Even though she was at a distance, she had just now realized how attractive he was.
Of course, if you want to sell products, then put a tall good looking guy at the table and I'm pretty sure people won't have a hard time buying.
Soon, she saw several little girls walk up to them table. Of all of the customers, these were her favorites.
"Is this really soap?" asked one with wide eyes.
She laughed and said yes.
"Even these?" asked another pointing to a rack of soap cupcakes.
"Yes, even those."
The girls looked t her wide eyed with wonderment, "We don't have many money now, but we're definitely coming back tomorrow!"
I hope you do.
"Come on sales weren't that bad," she said as she pulled her heels off her feet. The selling for the night was over and they were back at the hotel room getting ready for bed.

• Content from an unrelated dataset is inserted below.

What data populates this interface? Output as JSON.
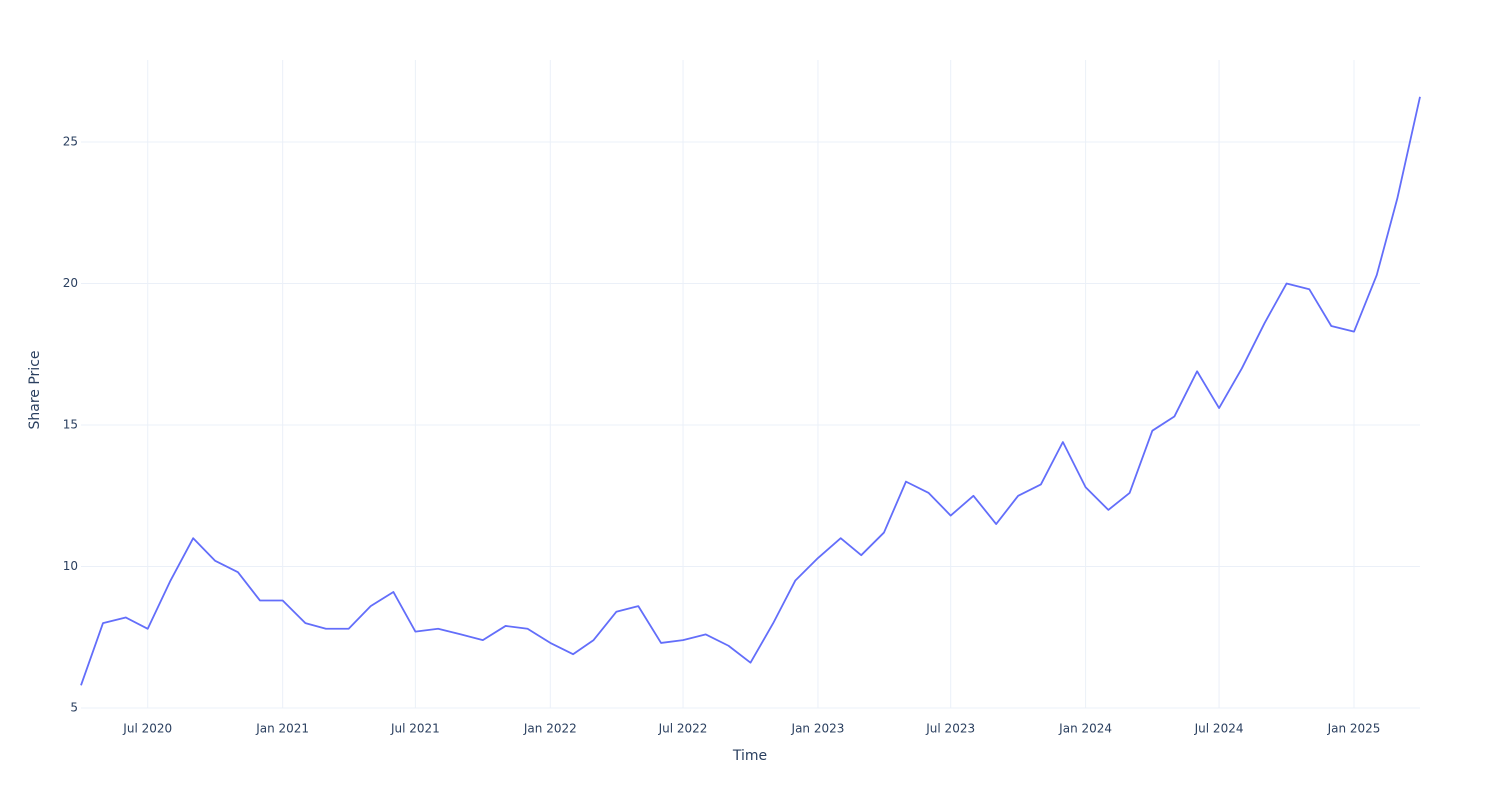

"I wanted to do more," her mother said.
"Well I think we did a lot better than most people," she said.
The night hadn't gone that bad, in her mind it didn't. They had made a few sales and she saw a lot of vendors that she wanted to visit. She had stopped by and looked through the books she wanted, but firmly told herself that she wouldn't buy anything until the end of the convention.
And later on she had passed Isaac and he had asked what her name was. Again.
Does he purposely try to forget?
When she went to bed, she couldn't get her mind off of him. His smile was still fresh in her mind and she couldn't stop looking over at his table whenever the opportunity arose.
I'm acting like a silly girl from a stupid romance novel. This not Twilight and I'm sure as hell am no Bella Swan.
And yet as she fell asleep, she swore she heard a voice inside saying, "Tomorrow you're going to talk to him."